McGrath et al. (2026)
  • Authors: Simon J. McGrath, Charles B. Hillier, Joshua J. Dibble, Trude Schei, Arild Angelsen, Audrey A. Ryback
  • Institutes: Action for ME, Bristol, UK, MRC Human Genetics Unit, Institute of Genetics and Cancer, University of Edinburgh, Edinburgh, UK, Norwegian ME Association, Oslo, Norway, School of Economics and Business, Norwegian University of Life Sciences, Ås, Norway
  • Publisher: Oxford Open Immunology
  • Link: DOI

Summary

This large-scale study confirms that ME/CFS onset occurs in two distinct age waves, suggesting that different biological or environmental factors may drive the disease at different life stages. The finding that early-onset cases are significantly more severe and more likely to be triggered by infections provides crucial evidence for tailoring research and clinical support toward younger patients. Furthermore, the link to affected relatives in the early-onset group highlights a potential genetic component that is more prominent in pediatric and adolescent cases.

What was researched?

The researchers investigated whether the age at which patients develop ME/CFS follows a specific pattern across different European populations. They also explored if the age of onset correlates with disease severity, specific triggers like infections, or a family history of the condition.

Why was it researched?

Previous data from Norway suggested that ME/CFS might have two peaks of incidence rather than a single one.
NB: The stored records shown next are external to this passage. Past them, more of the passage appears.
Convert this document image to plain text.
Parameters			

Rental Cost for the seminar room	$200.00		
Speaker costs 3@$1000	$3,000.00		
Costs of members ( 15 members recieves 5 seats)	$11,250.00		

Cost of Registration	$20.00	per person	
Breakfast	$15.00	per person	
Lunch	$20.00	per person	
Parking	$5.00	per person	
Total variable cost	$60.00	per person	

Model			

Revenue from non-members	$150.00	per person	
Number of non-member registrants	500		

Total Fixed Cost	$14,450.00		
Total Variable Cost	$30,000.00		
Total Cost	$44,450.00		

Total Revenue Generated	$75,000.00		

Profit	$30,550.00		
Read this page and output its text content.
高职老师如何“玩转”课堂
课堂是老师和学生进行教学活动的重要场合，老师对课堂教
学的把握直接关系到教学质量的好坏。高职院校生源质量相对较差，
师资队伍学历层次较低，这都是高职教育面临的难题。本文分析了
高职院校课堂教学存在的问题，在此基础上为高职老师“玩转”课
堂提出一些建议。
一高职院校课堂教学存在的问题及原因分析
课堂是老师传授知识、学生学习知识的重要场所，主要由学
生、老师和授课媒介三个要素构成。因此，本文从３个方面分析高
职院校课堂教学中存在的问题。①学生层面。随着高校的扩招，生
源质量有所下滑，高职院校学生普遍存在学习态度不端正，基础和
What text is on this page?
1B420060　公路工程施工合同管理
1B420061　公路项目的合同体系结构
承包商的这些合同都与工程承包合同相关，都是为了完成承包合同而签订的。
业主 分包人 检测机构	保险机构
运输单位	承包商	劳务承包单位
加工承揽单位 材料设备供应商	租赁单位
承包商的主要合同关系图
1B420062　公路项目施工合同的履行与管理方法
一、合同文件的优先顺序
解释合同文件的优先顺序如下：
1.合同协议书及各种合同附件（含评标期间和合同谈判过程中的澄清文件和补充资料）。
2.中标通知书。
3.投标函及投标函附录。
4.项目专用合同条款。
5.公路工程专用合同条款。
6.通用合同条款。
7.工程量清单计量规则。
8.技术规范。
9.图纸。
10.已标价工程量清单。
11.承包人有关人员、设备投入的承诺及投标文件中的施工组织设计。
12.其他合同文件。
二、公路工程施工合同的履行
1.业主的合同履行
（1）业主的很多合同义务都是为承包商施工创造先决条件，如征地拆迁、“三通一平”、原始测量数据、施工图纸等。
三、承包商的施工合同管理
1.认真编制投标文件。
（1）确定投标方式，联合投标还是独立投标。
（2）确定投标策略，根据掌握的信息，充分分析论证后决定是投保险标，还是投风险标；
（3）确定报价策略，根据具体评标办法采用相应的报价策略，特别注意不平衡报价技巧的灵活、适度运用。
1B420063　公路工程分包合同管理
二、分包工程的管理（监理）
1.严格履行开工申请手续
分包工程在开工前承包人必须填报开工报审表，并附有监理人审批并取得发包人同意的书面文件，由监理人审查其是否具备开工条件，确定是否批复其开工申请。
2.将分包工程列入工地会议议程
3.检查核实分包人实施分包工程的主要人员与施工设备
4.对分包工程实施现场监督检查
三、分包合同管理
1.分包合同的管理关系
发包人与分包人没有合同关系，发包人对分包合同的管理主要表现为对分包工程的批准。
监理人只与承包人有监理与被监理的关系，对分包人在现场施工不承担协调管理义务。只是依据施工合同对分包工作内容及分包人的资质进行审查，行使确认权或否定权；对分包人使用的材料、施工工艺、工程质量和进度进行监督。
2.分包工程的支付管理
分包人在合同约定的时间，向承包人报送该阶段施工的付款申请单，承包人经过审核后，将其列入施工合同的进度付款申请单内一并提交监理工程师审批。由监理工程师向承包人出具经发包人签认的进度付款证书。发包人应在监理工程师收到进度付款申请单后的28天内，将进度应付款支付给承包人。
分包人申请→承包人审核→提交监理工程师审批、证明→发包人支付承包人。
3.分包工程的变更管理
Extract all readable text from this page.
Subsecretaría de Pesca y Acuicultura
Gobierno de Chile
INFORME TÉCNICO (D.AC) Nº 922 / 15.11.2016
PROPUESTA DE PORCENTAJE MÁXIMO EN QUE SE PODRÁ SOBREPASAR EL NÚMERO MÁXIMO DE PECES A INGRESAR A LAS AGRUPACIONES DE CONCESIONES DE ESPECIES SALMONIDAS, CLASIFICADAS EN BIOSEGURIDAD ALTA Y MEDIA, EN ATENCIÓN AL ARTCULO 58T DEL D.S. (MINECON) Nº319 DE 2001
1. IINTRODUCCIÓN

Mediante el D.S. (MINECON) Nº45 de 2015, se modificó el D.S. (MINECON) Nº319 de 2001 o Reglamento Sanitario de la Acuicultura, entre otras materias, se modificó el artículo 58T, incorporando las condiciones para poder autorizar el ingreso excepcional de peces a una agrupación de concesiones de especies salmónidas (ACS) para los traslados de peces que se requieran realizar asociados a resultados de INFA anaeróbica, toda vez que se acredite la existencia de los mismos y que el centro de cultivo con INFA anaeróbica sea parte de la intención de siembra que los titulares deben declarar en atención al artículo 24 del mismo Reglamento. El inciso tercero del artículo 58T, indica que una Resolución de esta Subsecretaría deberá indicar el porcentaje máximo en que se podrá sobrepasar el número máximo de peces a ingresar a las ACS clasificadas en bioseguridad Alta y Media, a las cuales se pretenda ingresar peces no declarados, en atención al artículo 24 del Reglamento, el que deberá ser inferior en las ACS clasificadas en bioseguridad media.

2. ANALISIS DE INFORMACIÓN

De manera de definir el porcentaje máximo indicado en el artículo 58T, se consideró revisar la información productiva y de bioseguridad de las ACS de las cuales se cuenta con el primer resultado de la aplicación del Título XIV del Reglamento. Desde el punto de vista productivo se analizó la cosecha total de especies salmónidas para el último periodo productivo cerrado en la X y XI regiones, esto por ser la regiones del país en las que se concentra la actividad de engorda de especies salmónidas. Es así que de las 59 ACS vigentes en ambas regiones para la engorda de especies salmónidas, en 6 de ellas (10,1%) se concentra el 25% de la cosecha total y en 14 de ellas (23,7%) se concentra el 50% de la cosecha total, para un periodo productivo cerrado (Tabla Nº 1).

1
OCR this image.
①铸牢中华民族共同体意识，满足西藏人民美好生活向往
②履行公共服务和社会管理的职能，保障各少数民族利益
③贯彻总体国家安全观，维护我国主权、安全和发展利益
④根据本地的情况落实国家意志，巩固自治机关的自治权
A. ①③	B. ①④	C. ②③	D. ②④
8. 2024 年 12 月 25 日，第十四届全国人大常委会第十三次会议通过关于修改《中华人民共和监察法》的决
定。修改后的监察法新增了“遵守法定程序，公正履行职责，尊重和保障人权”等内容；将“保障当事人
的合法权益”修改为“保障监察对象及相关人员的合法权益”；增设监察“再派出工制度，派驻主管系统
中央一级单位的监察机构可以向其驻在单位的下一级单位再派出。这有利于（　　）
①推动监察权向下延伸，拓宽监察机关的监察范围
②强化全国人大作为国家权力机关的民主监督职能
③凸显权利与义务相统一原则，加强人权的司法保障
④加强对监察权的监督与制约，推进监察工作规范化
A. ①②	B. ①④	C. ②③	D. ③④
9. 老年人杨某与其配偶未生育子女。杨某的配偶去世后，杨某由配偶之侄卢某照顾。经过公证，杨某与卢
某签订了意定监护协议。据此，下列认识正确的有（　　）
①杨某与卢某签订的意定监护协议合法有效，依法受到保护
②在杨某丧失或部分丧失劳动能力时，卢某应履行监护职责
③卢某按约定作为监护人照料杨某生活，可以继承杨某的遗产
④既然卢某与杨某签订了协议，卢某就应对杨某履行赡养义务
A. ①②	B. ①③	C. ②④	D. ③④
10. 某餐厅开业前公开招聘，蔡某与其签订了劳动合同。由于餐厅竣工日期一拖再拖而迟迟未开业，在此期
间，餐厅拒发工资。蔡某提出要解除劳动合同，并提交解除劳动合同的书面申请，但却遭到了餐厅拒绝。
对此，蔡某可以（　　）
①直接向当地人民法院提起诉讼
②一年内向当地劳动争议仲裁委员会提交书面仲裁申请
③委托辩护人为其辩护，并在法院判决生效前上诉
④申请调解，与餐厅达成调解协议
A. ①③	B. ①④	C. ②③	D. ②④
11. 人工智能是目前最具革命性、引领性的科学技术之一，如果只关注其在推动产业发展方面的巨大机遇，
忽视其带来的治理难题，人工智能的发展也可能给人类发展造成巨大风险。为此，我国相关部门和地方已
Understanding these patterns is vital for identifying different disease subtypes and clarifying the underlying causes of the illness.

How was it researched?

The study analyzed survey responses from over 9,000 patients with ME/CFS across 10 European countries. These findings were then validated using a separate large dataset from the United Kingdom to ensure the observations were consistent and statistically significant.

What has been found?

The study identified a clear bimodal distribution with an early onset peak at age 16 and a late onset peak at age 36. Early-onset cases were twice as likely to result in severe or very severe disability compared to late-onset cases. Additionally, early onset was strongly associated with infectious triggers, particularly glandular fever, and a higher prevalence of first-degree relatives with the same condition.

Discussion

A key strength is the consistent pattern found across multiple countries and large datasets. However, the study relies on self-reported survey data, which may introduce recall bias regarding the exact age of onset. These findings emphasize that adolescent-onset ME/CFS may represent a distinct clinical phenotype with a higher burden of illness.

Conclusion & Future Work

ME/CFS incidence peaks in adolescence and early middle age, with early onset representing a more severe disease form. Future research should investigate the specific genetic and immunological factors that make adolescents particularly vulnerable to severe, infection-triggered disease.